Súbito ouço uma
voz:
- Olá, meu rapaz,
isto não é vida!
Era meu pai, que
chegava com duas propostas na algibeira.
Sentei-me no baú e
recebi-o sem alvoroço. Ele esteve alguns instantes de pé, a olhar
para mim; depois estendeu-me a mão com um gesto comovido:
- Meu filho,
conforma-te com a vontade de Deus.
- Já me conformei,
foi a minha resposta, e beijei-lhe a mão.
Não tinha
almoçado; almoçamos juntos. Nenhum de nós aludiu ao triste motivo
da minha reclusão. Uma só vez falamos nisso, de passagem, quando
meu pai fez recair a conversa na Regência: foi então que aludiu à
carta de pêsames que um dos Regentes lhe mandara. Trazia a carta
consigo, já bastante amarrotada, talvez por havê-la lido a muitas
outras pessoas. Creio haver dito que era de um dos Regentes.
Leu-ma duas vezes.
Já lhe fui
agradecer este sinal de consideração, concluiu meu pai, e acho que
deves ir também...
- Eu?
- Tu; é um homem
notável, faz hoje as vezes de Imperador. Demais trago comigo uma
ideia, um projeto, ou... sim, digo-te tudo; trago dois projetos, um
lugar de deputado e um casamento.
Meu pai disse isto
com pausa, e não no mesmo tom, mas dando às palavras um jeito e
disposição, cujo fim era cavá-las mais profundamente no meu
espírito. A proposta, porém, desdizia tanto das minhas sensações
últimas, que eu cheguei a não entendê-la bem. Meu pai não
fraqueou e repetiu-a; encareceu o lugar e a noiva.
- Aceitas?
- Não entendo de
política, disse eu depois de um instante; quanto à noiva..,
deixe-me viver como um urso, que sou.
- Mas os ursos
casam-se, replicou ele.
- Pois traga-me uma
ursa. Olhe, a Ursa Maior…
Riu-se meu pai, e
depois de rir, tornou a falar sério. Erame necessária a carreira
política, dizia ele, por vinte e tantas razões, que deduziu com
singular volubilidade, ilustran-do-as com exemplos de pessoas do
nosso conhecimento. Quanto à noiva, bastava que eu a visse; se a
visse, iria logo pedi-la ao pai, logo, sem demora de um dia.

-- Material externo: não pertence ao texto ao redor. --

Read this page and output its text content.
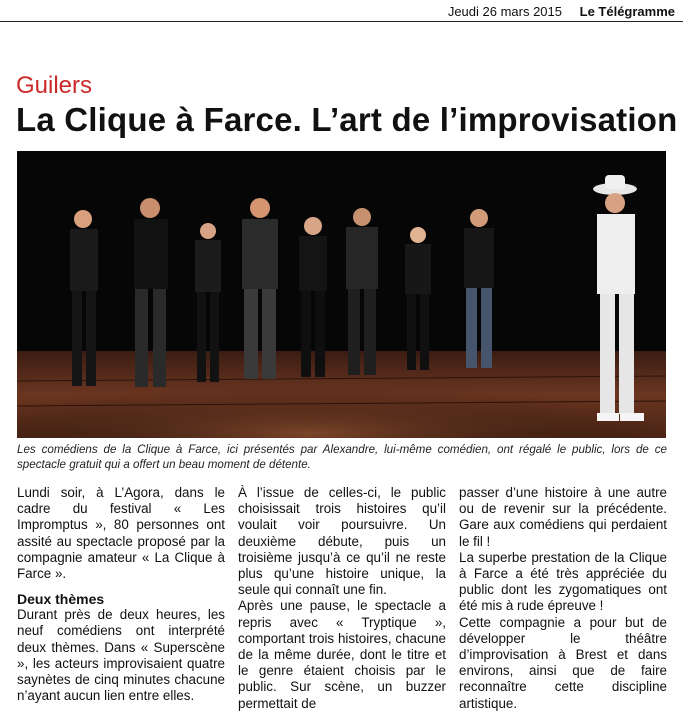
Jeudi 26 mars 2015 Le Télégramme
Guilers
La Clique à Farce. L’art de l’improvisation
Les comédiens de la Clique à Farce, ici présentés par Alexandre, lui-même comédien, ont régalé le public, lors de ce spectacle gratuit qui a offert un beau moment de détente.

Lundi soir, à L’Agora, dans le cadre du festival « Les Impromptus », 80 personnes ont assité au spectacle proposé par la compagnie amateur « La Clique à Farce ».

Deux thèmes

Durant près de deux heures, les neuf comédiens ont interprété deux thèmes. Dans « Superscène », les acteurs improvisaient quatre saynètes de cinq minutes chacune n’ayant aucun lien entre elles.

À l’issue de celles-ci, le public choisissait trois histoires qu’il voulait voir poursuivre. Un deuxième débute, puis un troisième jusqu’à ce qu’il ne reste plus qu’une histoire unique, la seule qui connaît une fin.

Après une pause, le spectacle a repris avec « Tryptique », comportant trois histoires, chacune de la même durée, dont le titre et le genre étaient choisis par le public. Sur scène, un buzzer permettait de

passer d’une histoire à une autre ou de revenir sur la précédente. Gare aux comédiens qui perdaient le fil !

La superbe prestation de la Clique à Farce a été très appréciée du public dont les zygomatiques ont été mis à rude épreuve !

Cette compagnie a pour but de développer le théâtre d’improvisation à Brest et dans environs, ainsi que de faire reconnaître cette discipline artistique.
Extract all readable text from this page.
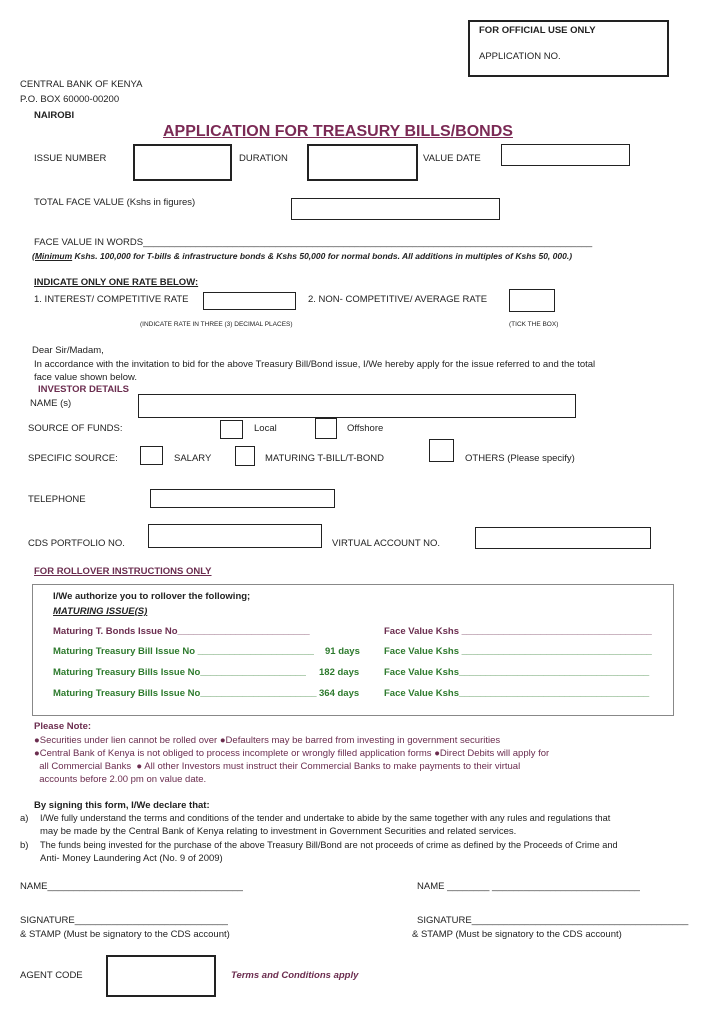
FOR OFFICIAL USE ONLY
APPLICATION NO.
CENTRAL BANK OF KENYA
P.O. BOX 60000-00200
NAIROBI
APPLICATION FOR TREASURY BILLS/BONDS
ISSUE NUMBER	DURATION	VALUE DATE
TOTAL FACE VALUE (Kshs in figures)
FACE VALUE IN WORDS_____________________________________________________________________________________
(Minimum Kshs. 100,000 for T-bills & infrastructure bonds & Kshs 50,000 for normal bonds. All additions in multiples of Kshs 50, 000.)
INDICATE ONLY ONE RATE BELOW:
1. INTEREST/ COMPETITIVE RATE	2. NON- COMPETITIVE/ AVERAGE RATE
(INDICATE RATE IN THREE (3) DECIMAL PLACES)	(TICK THE BOX)
Dear Sir/Madam,
In accordance with the invitation to bid for the above Treasury Bill/Bond issue, I/We hereby apply for the issue referred to and the total
face value shown below.
INVESTOR DETAILS
NAME (s)
SOURCE OF FUNDS:	Local	Offshore
SPECIFIC SOURCE:	SALARY	MATURING T-BILL/T-BOND	OTHERS (Please specify)
TELEPHONE
CDS PORTFOLIO NO.	VIRTUAL ACCOUNT NO.
FOR ROLLOVER INSTRUCTIONS ONLY
I/We authorize you to rollover the following;
MATURING ISSUE(S)
Maturing T. Bonds Issue No_________________________	Face Value Kshs ____________________________________
Maturing Treasury Bill Issue No ______________________ 91 days	Face Value Kshs ____________________________________
Maturing Treasury Bills Issue No____________________ 182 days	Face Value Kshs____________________________________
Maturing Treasury Bills Issue No______________________ 364 days	Face Value Kshs____________________________________
Please Note:
●Securities under lien cannot be rolled over ●Defaulters may be barred from investing in government securities
●Central Bank of Kenya is not obliged to process incomplete or wrongly filled application forms ●Direct Debits will apply for
all Commercial Banks  ● All other Investors must instruct their Commercial Banks to make payments to their virtual
accounts before 2.00 pm on value date.
By signing this form, I/We declare that:
a) I/We fully understand the terms and conditions of the tender and undertake to abide by the same together with any rules and regulations that
may be made by the Central Bank of Kenya relating to investment in Government Securities and related services.
b) The funds being invested for the purchase of the above Treasury Bill/Bond are not proceeds of crime as defined by the Proceeds of Crime and
Anti- Money Laundering Act (No. 9 of 2009)
NAME_____________________________________	NAME ________ ____________________________
SIGNATURE_____________________________	SIGNATURE_________________________________________
& STAMP (Must be signatory to the CDS account)	& STAMP (Must be signatory to the CDS account)
AGENT CODE	Terms and Conditions apply
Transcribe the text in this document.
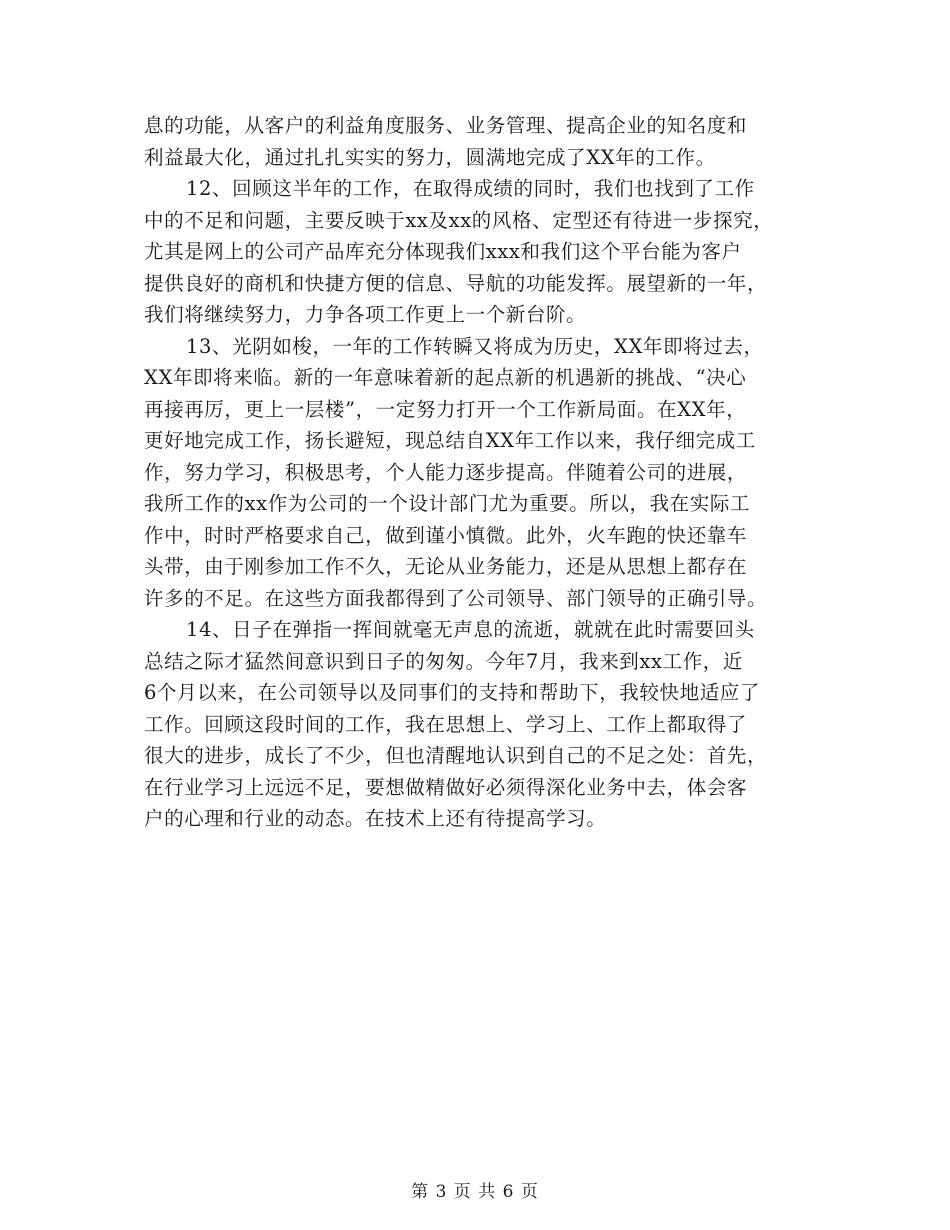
息的功能，从客户的利益角度服务、业务管理、提高企业的知名度和
利益最大化，通过扎扎实实的努力，圆满地完成了XX年的工作。
12、回顾这半年的工作，在取得成绩的同时，我们也找到了工作
中的不足和问题，主要反映于xx及xx的风格、定型还有待进一步探究，
尤其是网上的公司产品库充分体现我们xxx和我们这个平台能为客户
提供良好的商机和快捷方便的信息、导航的功能发挥。展望新的一年，
我们将继续努力，力争各项工作更上一个新台阶。
13、光阴如梭，一年的工作转瞬又将成为历史，XX年即将过去，
XX年即将来临。新的一年意味着新的起点新的机遇新的挑战、“决心
再接再厉，更上一层楼”，一定努力打开一个工作新局面。在XX年，
更好地完成工作，扬长避短，现总结自XX年工作以来，我仔细完成工
作，努力学习，积极思考，个人能力逐步提高。伴随着公司的进展，
我所工作的xx作为公司的一个设计部门尤为重要。所以，我在实际工
作中，时时严格要求自己，做到谨小慎微。此外，火车跑的快还靠车
头带，由于刚参加工作不久，无论从业务能力，还是从思想上都存在
许多的不足。在这些方面我都得到了公司领导、部门领导的正确引导。
14、日子在弹指一挥间就毫无声息的流逝，就就在此时需要回头
总结之际才猛然间意识到日子的匆匆。今年7月，我来到xx工作，近
6个月以来，在公司领导以及同事们的支持和帮助下，我较快地适应了
工作。回顾这段时间的工作，我在思想上、学习上、工作上都取得了
很大的进步，成长了不少，但也清醒地认识到自己的不足之处：首先，
在行业学习上远远不足，要想做精做好必须得深化业务中去，体会客
户的心理和行业的动态。在技术上还有待提高学习。
第 3 页 共 6 页
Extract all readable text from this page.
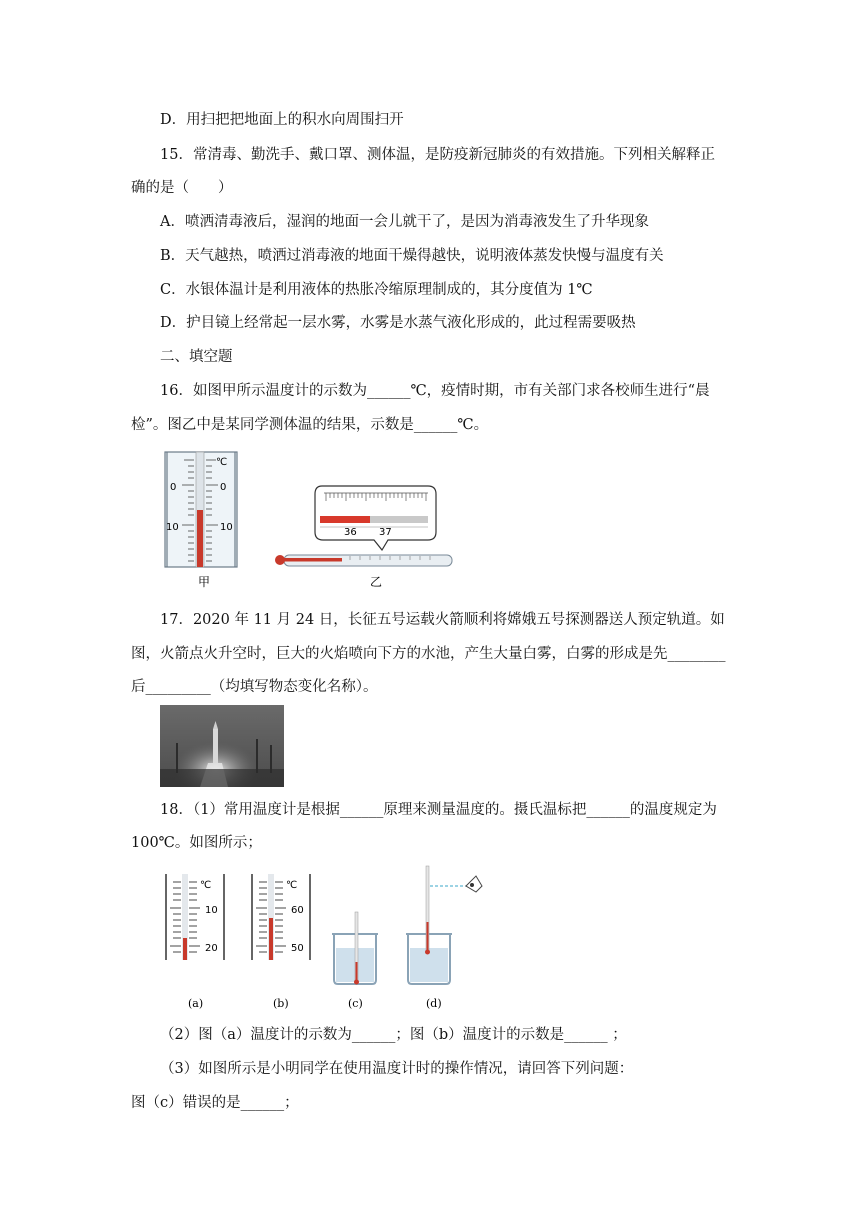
D．用扫把把地面上的积水向周围扫开
15．常清毒、勤洗手、戴口罩、测体温，是防疫新冠肺炎的有效措施。下列相关解释正
确的是（　　）
A．喷洒清毒液后，湿润的地面一会儿就干了，是因为消毒液发生了升华现象
B．天气越热，喷洒过消毒液的地面干燥得越快，说明液体蒸发快慢与温度有关
C．水银体温计是利用液体的热胀冷缩原理制成的，其分度值为 1℃
D．护目镜上经常起一层水雾，水雾是水蒸气液化形成的，此过程需要吸热
二、填空题
16．如图甲所示温度计的示数为______℃，疫情时期，市有关部门求各校师生进行“晨
检”。图乙中是某同学测体温的结果，示数是______℃。
℃
0	0
10	10
甲
36 37
乙
17．2020 年 11 月 24 日，长征五号运载火箭顺利将嫦娥五号探测器送人预定轨道。如
图，火箭点火升空时，巨大的火焰喷向下方的水池，产生大量白雾，白雾的形成是先________
后_________（均填写物态变化名称）。
18．（1）常用温度计是根据______原理来测量温度的。摄氏温标把______的温度规定为
100℃。如图所示；
℃
10
20
℃
60
50
(a)	(b)	(c)	(d)
（2）图（a）温度计的示数为______；图（b）温度计的示数是______ ；
（3）如图所示是小明同学在使用温度计时的操作情况，请回答下列问题：
图（c）错误的是______；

Experimentou assim a fascinação, depois a persuasão, depois a
intimação; eu não dava resposta, afiava a ponta de um palito ou
fazia bolas de miolo de pão, a sorrir ou a refletir; e, para tudo
dizer, nem dócil nem rebelde à proposta. Sentia-me aturdido. Uma
parte de mim mesmo dizia que sim, que uma esposa formosa e uma
posição política eram bens dignos de apreço; outra dizia que não;
e a morte de minha mãe me aparecia como um exemplo da fragilidade
das coisas, das afeições, da família...
- Não vou daqui
sem uma resposta definitiva, disse meu pai. De-fi-ni-ti-va! repetiu,
batendo as sílabas com o dedo.
Bebeu o último
gole de café; repotreou-se, e entrou a falar de tudo, do Senado, da
Câmara, da Regência, da restauração, do Evaristo, de um coche que
pretendia comprar, da nossa casa de Matacavalos... Eu deixava-me
estar ao canto da mesa, a escrever desvairadamente num pedaço de
papel, com uma ponta de lápis; traçava uma palavra, uma frase, um
verso, um nariz, um triângulo, e repetia-os muitas vezes, sem ordem,
ao acaso, assim:
arma virumque cano
A
Arma virumque
cano arma
virumque cano
arma virumque
arma virumque
cano virumque
Maquinalmente tudo
isto; e, não obstante, havia certa lógica, certa dedução; por
exemplo, foi o virumque que me fez chegar ao nome do próprio poeta,
por causa da primeira síla-ba; ia a escrever virumque, - e sai-me
Virgílio, então continuei:
Vir Virgílio
Virgílio Virgílio
Virgílio
Virgílio
Meu pai, um pouco
despeitado com aquela indiferença, ergueu-se, veio a mim, lançou os
olhos ao papel...
- Virgílio!
exclamou. Es tu, meu rapaz; a tua noiva chama-se justamente Virgília.